Unfortunately, sparse research exists for identifying measurable benefits of early integration of palliative and hospice care in the frail elderly population that sustain hip fractures. There is strong evidence to support early integration of palliative care in patients with chronic illness such as cancer, chronic obstructive pulmonary disease, and CHF, among others. It appears only logical to extrapolate the aforementioned beneficial outcomes, as they would apply to elderly patients who experience hip fracture when it comes to increased comfort and improved quality of life, patient-centered goal setting, and caregiver support.
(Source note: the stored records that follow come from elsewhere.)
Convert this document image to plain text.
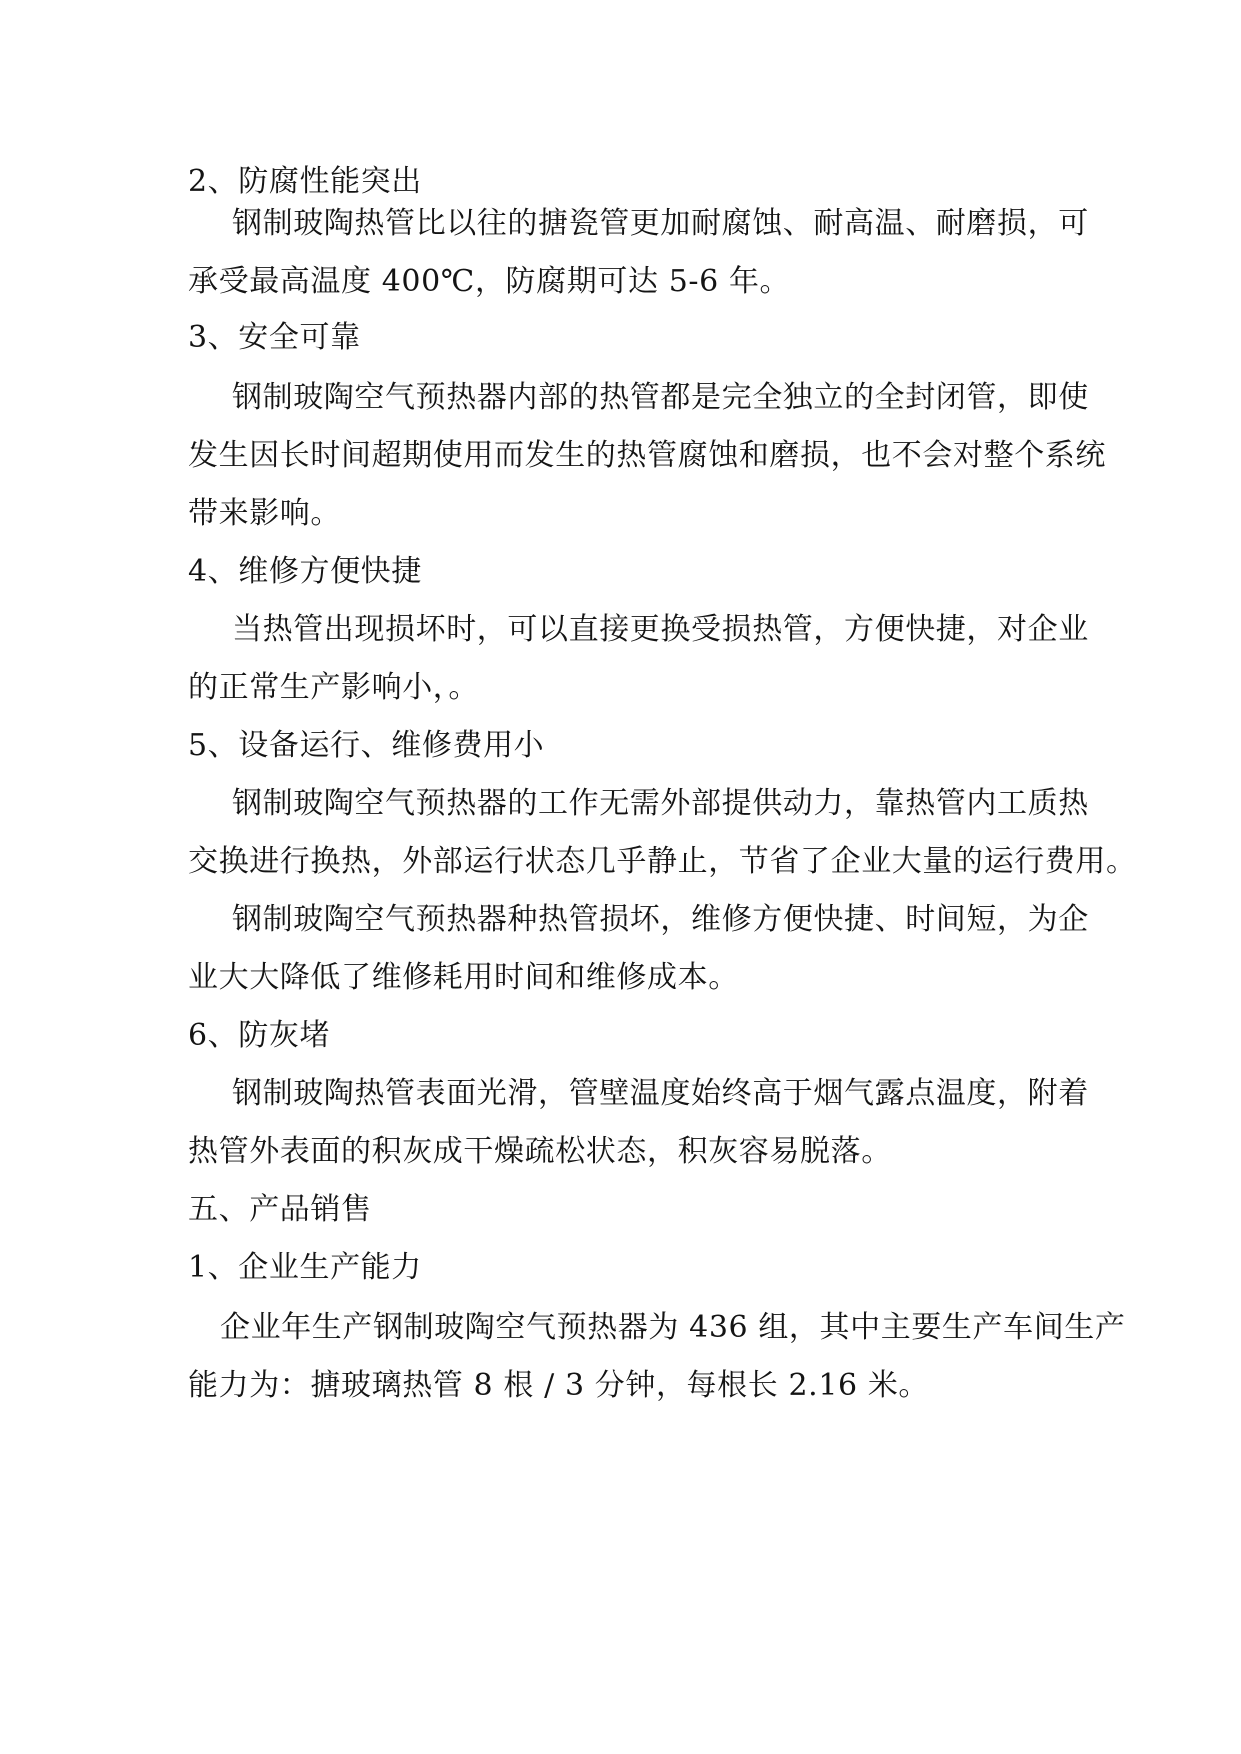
2、防腐性能突出
钢制玻陶热管比以往的搪瓷管更加耐腐蚀、耐高温、耐磨损，可
承受最高温度 400℃，防腐期可达 5-6 年。
3、安全可靠
钢制玻陶空气预热器内部的热管都是完全独立的全封闭管，即使
发生因长时间超期使用而发生的热管腐蚀和磨损，也不会对整个系统
带来影响。
4、维修方便快捷
当热管出现损坏时，可以直接更换受损热管，方便快捷，对企业
的正常生产影响小，。
5、设备运行、维修费用小
钢制玻陶空气预热器的工作无需外部提供动力，靠热管内工质热
交换进行换热，外部运行状态几乎静止，节省了企业大量的运行费用。
钢制玻陶空气预热器种热管损坏，维修方便快捷、时间短，为企
业大大降低了维修耗用时间和维修成本。
6、防灰堵
钢制玻陶热管表面光滑，管壁温度始终高于烟气露点温度，附着
热管外表面的积灰成干燥疏松状态，积灰容易脱落。
五、产品销售
1、企业生产能力
企业年生产钢制玻陶空气预热器为 436 组，其中主要生产车间生产
能力为：搪玻璃热管 8 根 / 3 分钟，每根长 2.16 米。
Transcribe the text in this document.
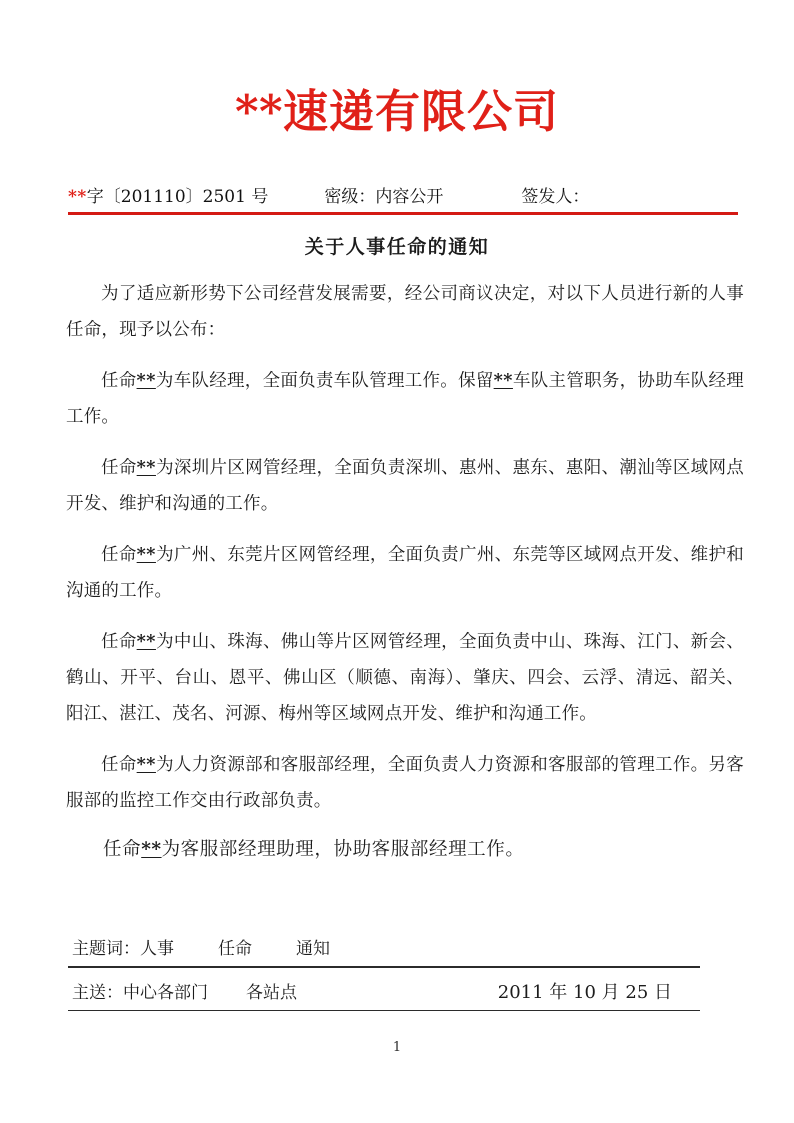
**速递有限公司
**字〔201110〕2501 号	密级：内容公开	签发人：
关于人事任命的通知

为了适应新形势下公司经营发展需要，经公司商议决定，对以下人员进行新的人事任命，现予以公布：

任命**为车队经理，全面负责车队管理工作。保留**车队主管职务，协助车队经理工作。

任命**为深圳片区网管经理，全面负责深圳、惠州、惠东、惠阳、潮汕等区域网点开发、维护和沟通的工作。

任命**为广州、东莞片区网管经理，全面负责广州、东莞等区域网点开发、维护和沟通的工作。

任命**为中山、珠海、佛山等片区网管经理，全面负责中山、珠海、江门、新会、鹤山、开平、台山、恩平、佛山区（顺德、南海）、肇庆、四会、云浮、清远、韶关、阳江、湛江、茂名、河源、梅州等区域网点开发、维护和沟通工作。

任命**为人力资源部和客服部经理，全面负责人力资源和客服部的管理工作。另客服部的监控工作交由行政部负责。

任命**为客服部经理助理，协助客服部经理工作。

主题词： 人事	任命	通知
主送： 中心各部门 各站点	2011 年 10 月 25 日
1
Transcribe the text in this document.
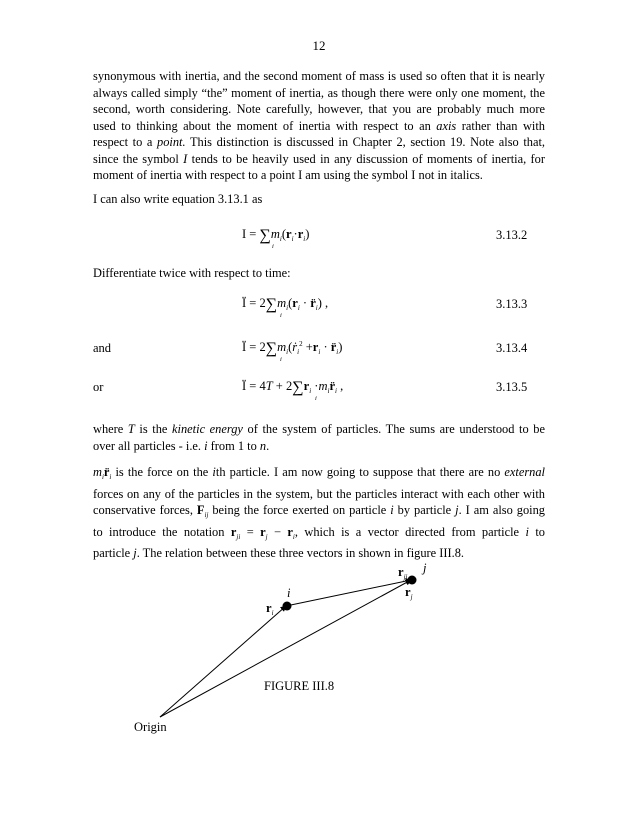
12
synonymous with inertia, and the second moment of mass is used so often that it is nearly
always called simply “the” moment of inertia, as though there were only one moment, the
second, worth considering. Note carefully, however, that you are probably much more
used to thinking about the moment of inertia with respect to an axis rather than with
respect to a point. This distinction is discussed in Chapter 2, section 19. Note also that,
since the symbol I tends to be heavily used in any discussion of moments of inertia, for
moment of inertia with respect to a point I am using the symbol I not in italics.
I can also write equation 3.13.1 as
I = ∑
i
$m_i(r_i\cdot r_i)$	3.13.2
Differentiate twice with respect to time:
Ï = 2∑
i
$m_i(r_i$ · $r̈_i$) ,	3.13.3
and	Ï = 2∑
i
$m_i(ṙ_i^2 +r_i$ · $r̈_i$)	3.13.4
or	Ï = 4T + 2∑
i
$r_i$ $\cdot m_ir̈_i$ ,	3.13.5
where T is the kinetic energy of the system of particles. The sums are understood to be
over all particles - i.e. i from 1 to n.
$m_ir̈_i$ is the force on the ith particle. I am now going to suppose that there are no external
forces on any of the particles in the system, but the particles interact with each other with
conservative forces, $F_{ij}$ being the force exerted on particle i by particle j. I am also going
to introduce the notation $r_{ji} = r_j - r_i$, which is a vector directed from particle i to
particle j. The relation between these three vectors in shown in figure III.8.
i
j
$r_i$
$r_j$
$r_{ji}$
Origin
FIGURE III.8
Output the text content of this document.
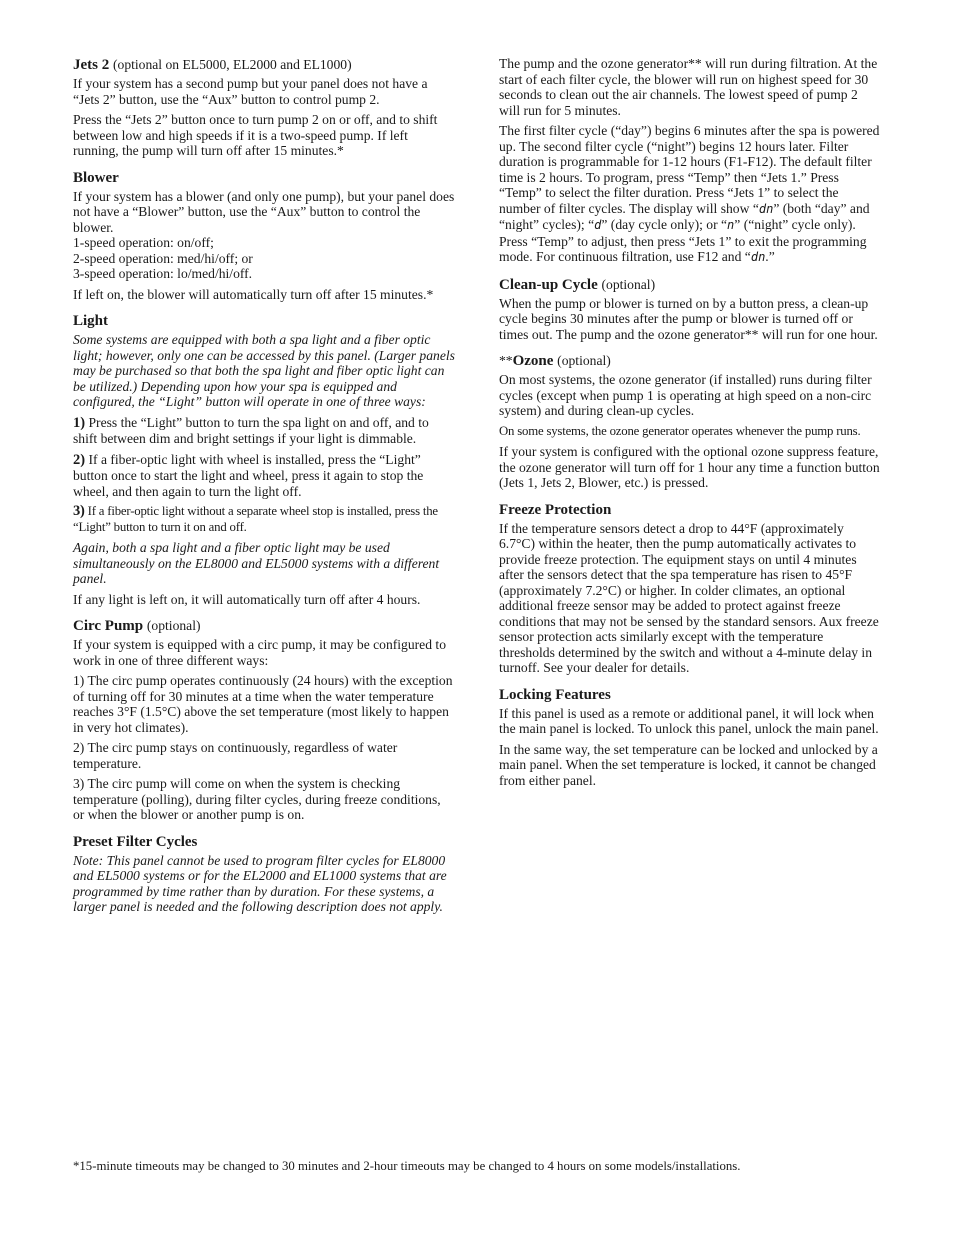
Jets 2 (optional on EL5000, EL2000 and EL1000)

If your system has a second pump but your panel does not have a “Jets 2” button, use the “Aux” button to control pump 2.

Press the “Jets 2” button once to turn pump 2 on or off, and to shift between low and high speeds if it is a two-speed pump. If left running, the pump will turn off after 15 minutes.*

Blower
If your system has a blower (and only one pump), but your panel does not have a “Blower” button, use the “Aux” button to control the blower.
1-speed operation: on/off;
2-speed operation: med/hi/off; or
3-speed operation: lo/med/hi/off.

If left on, the blower will automatically turn off after 15 minutes.*

Light

Some systems are equipped with both a spa light and a fiber optic light; however, only one can be accessed by this panel. (Larger panels may be purchased so that both the spa light and fiber optic light can be utilized.) Depending upon how your spa is equipped and configured, the “Light” button will operate in one of three ways:

1) Press the “Light” button to turn the spa light on and off, and to shift between dim and bright settings if your light is dimmable.

2) If a fiber-optic light with wheel is installed, press the “Light” button once to start the light and wheel, press it again to stop the wheel, and then again to turn the light off.

3) If a fiber-optic light without a separate wheel stop is installed, press the “Light” button to turn it on and off.

Again, both a spa light and a fiber optic light may be used simultaneously on the EL8000 and EL5000 systems with a different panel.

If any light is left on, it will automatically turn off after 4 hours.

Circ Pump (optional)

If your system is equipped with a circ pump, it may be configured to work in one of three different ways:

1) The circ pump operates continuously (24 hours) with the exception of turning off for 30 minutes at a time when the water temperature reaches 3°F (1.5°C) above the set temperature (most likely to happen in very hot climates).

2) The circ pump stays on continuously, regardless of water temperature.

3) The circ pump will come on when the system is checking temperature (polling), during filter cycles, during freeze conditions, or when the blower or another pump is on.

Preset Filter Cycles

Note: This panel cannot be used to program filter cycles for EL8000 and EL5000 systems or for the EL2000 and EL1000 systems that are programmed by time rather than by duration. For these systems, a larger panel is needed and the following description does not apply.

The pump and the ozone generator** will run during filtration. At the start of each filter cycle, the blower will run on highest speed for 30 seconds to clean out the air channels. The lowest speed of pump 2 will run for 5 minutes.

The first filter cycle (“day”) begins 6 minutes after the spa is powered up. The second filter cycle (“night”) begins 12 hours later. Filter duration is programmable for 1-12 hours (F1-F12). The default filter time is 2 hours. To program, press “Temp” then “Jets 1.” Press “Temp” to select the filter duration. Press “Jets 1” to select the number of filter cycles. The display will show “dn” (both “day” and “night” cycles); “d” (day cycle only); or “n” (“night” cycle only). Press “Temp” to adjust, then press “Jets 1” to exit the programming mode. For continuous filtration, use F12 and “dn.”

Clean-up Cycle (optional)

When the pump or blower is turned on by a button press, a clean-up cycle begins 30 minutes after the pump or blower is turned off or times out. The pump and the ozone generator** will run for one hour.

**Ozone (optional)

On most systems, the ozone generator (if installed) runs during filter cycles (except when pump 1 is operating at high speed on a non-circ system) and during clean-up cycles.

On some systems, the ozone generator operates whenever the pump runs.

If your system is configured with the optional ozone suppress feature, the ozone generator will turn off for 1 hour any time a function button (Jets 1, Jets 2, Blower, etc.) is pressed.

Freeze Protection

If the temperature sensors detect a drop to 44°F (approximately 6.7°C) within the heater, then the pump automatically activates to provide freeze protection. The equipment stays on until 4 minutes after the sensors detect that the spa temperature has risen to 45°F (approximately 7.2°C) or higher. In colder climates, an optional additional freeze sensor may be added to protect against freeze conditions that may not be sensed by the standard sensors. Aux freeze sensor protection acts similarly except with the temperature thresholds determined by the switch and without a 4-minute delay in turnoff. See your dealer for details.

Locking Features

If this panel is used as a remote or additional panel, it will lock when the main panel is locked. To unlock this panel, unlock the main panel.

In the same way, the set temperature can be locked and unlocked by a main panel. When the set temperature is locked, it cannot be changed from either panel.

*15-minute timeouts may be changed to 30 minutes and 2-hour timeouts may be changed to 4 hours on some models/installations.
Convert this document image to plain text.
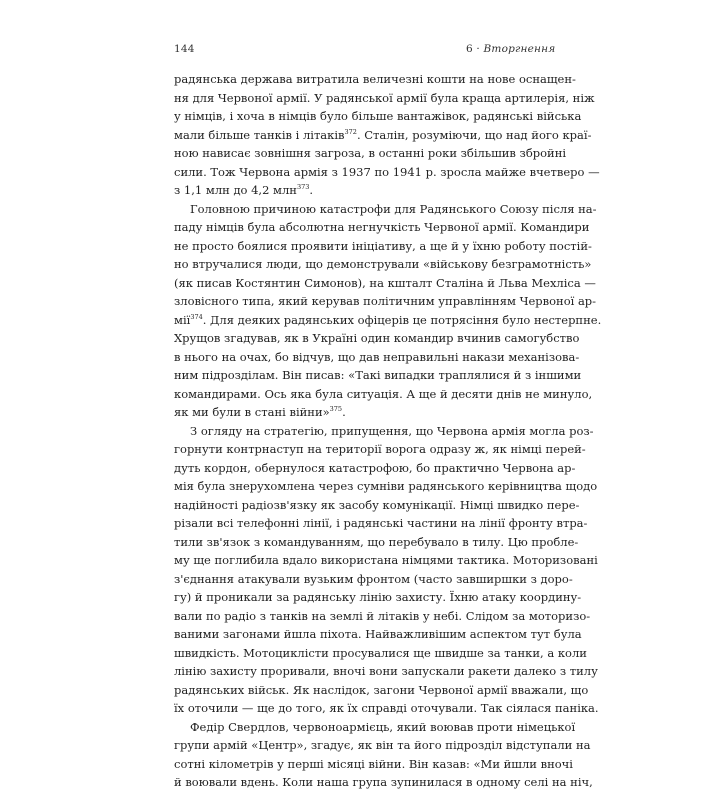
144	6 · Вторгнення
радянська держава витратила величезні кошти на нове оснащен-
ня для Червоної армії. У радянської армії була краща артилерія, ніж
у німців, і хоча в німців було більше вантажівок, радянські війська
мали більше танків і літаків$^{372}$. Сталін, розуміючи, що над його краї-
ною нависає зовнішня загроза, в останні роки збільшив збройні
сили. Тож Червона армія з 1937 по 1941 р. зросла майже вчетверо —
з 1,1 млн до 4,2 млн$^{373}$.
Головною причиною катастрофи для Радянського Союзу після на-
паду німців була абсолютна негнучкість Червоної армії. Командири
не просто боялися проявити ініціативу, а ще й у їхню роботу постій-
но втручалися люди, що демонстрували «військову безграмотність»
(як писав Костянтин Симонов), на кшталт Сталіна й Льва Мехліса —
зловісного типа, який керував політичним управлінням Червоної ар-
мії$^{374}$. Для деяких радянських офіцерів це потрясіння було нестерпне.
Хрущов згадував, як в Україні один командир вчинив самогубство
в нього на очах, бо відчув, що дав неправильні накази механізова-
ним підрозділам. Він писав: «Такі випадки траплялися й з іншими
командирами. Ось яка була ситуація. А ще й десяти днів не минуло,
як ми були в стані війни»$^{375}$.
З огляду на стратегію, припущення, що Червона армія могла роз-
горнути контрнаступ на території ворога одразу ж, як німці перей-
дуть кордон, обернулося катастрофою, бо практично Червона ар-
мія була знерухомлена через сумніви радянського керівництва щодо
надійності радіозв'язку як засобу комунікації. Німці швидко пере-
різали всі телефонні лінії, і радянські частини на лінії фронту втра-
тили зв'язок з командуванням, що перебувало в тилу. Цю пробле-
му ще поглибила вдало використана німцями тактика. Моторизовані
з'єднання атакували вузьким фронтом (часто завширшки з доро-
гу) й проникали за радянську лінію захисту. Їхню атаку координу-
вали по радіо з танків на землі й літаків у небі. Слідом за моторизо-
ваними загонами йшла піхота. Найважливішим аспектом тут була
швидкість. Мотоциклісти просувалися ще швидше за танки, а коли
лінію захисту проривали, вночі вони запускали ракети далеко з тилу
радянських військ. Як наслідок, загони Червоної армії вважали, що
їх оточили — ще до того, як їх справді оточували. Так сіялася паніка.
Федір Свердлов, червоноармієць, який воював проти німецької
групи армій «Центр», згадує, як він та його підрозділ відступали на
сотні кілометрів у перші місяці війни. Він казав: «Ми йшли вночі
й воювали вдень. Коли наша група зупинилася в одному селі на ніч,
Because of gaps in palliative care access, patients not suitable for hospice referral may fail to receive palliative care support services including interdisciplinary team interventions aimed to properly manage physical, spiritual, and psychosocial symptoms associated with serious illness (Rome, Luminais, Bourgeois, & Blais, 2011). By better understanding the differences between palliative care and hospice and championing early integration of palliative care services, nurses are better able to provide support and ultimately improve patient outcomes. More information on palliative care and hospice can be accessed from the following: National Hospice and Palliative Care Organization at http://www.nhpco.org; and Center to Advance Palliative Care at http://www.getpalliaitivecare.org and/or http://www.capc.org.
Conclusion
An increase in the aging population over the coming decades will eventually lead to an expanded number of frail elderly patients who experience hip fractures coupled with existing multiple chronic conditions and the increased potential for cognitive impairment. Both palliative care and hospice services for the frail elderly focus on increasing quality of life and promoting comfort in a patient-centered approach. For frail elderly patients with multiple chronic conditions who experience a hip fracture, palliative care serves to promote comfort and management of symptoms whereas a continuous decline in physical or cognitive function during rehabilitation following a hip fracture may warrant a referral for hospice services. Early recognition by nurses of the need to integrate palliative care or initiate an evaluation for hospice referral serves to positively benefit frail patients with hip fractures and their family members by encouraging patient-centered care that promotes comfort and a desirable quality of life. Nurses play a pivotal role in leading and transforming patient care by advocating for patient centric, palliative approaches for managing frail elderly patients with complex medical conditions who suffer hip fractures.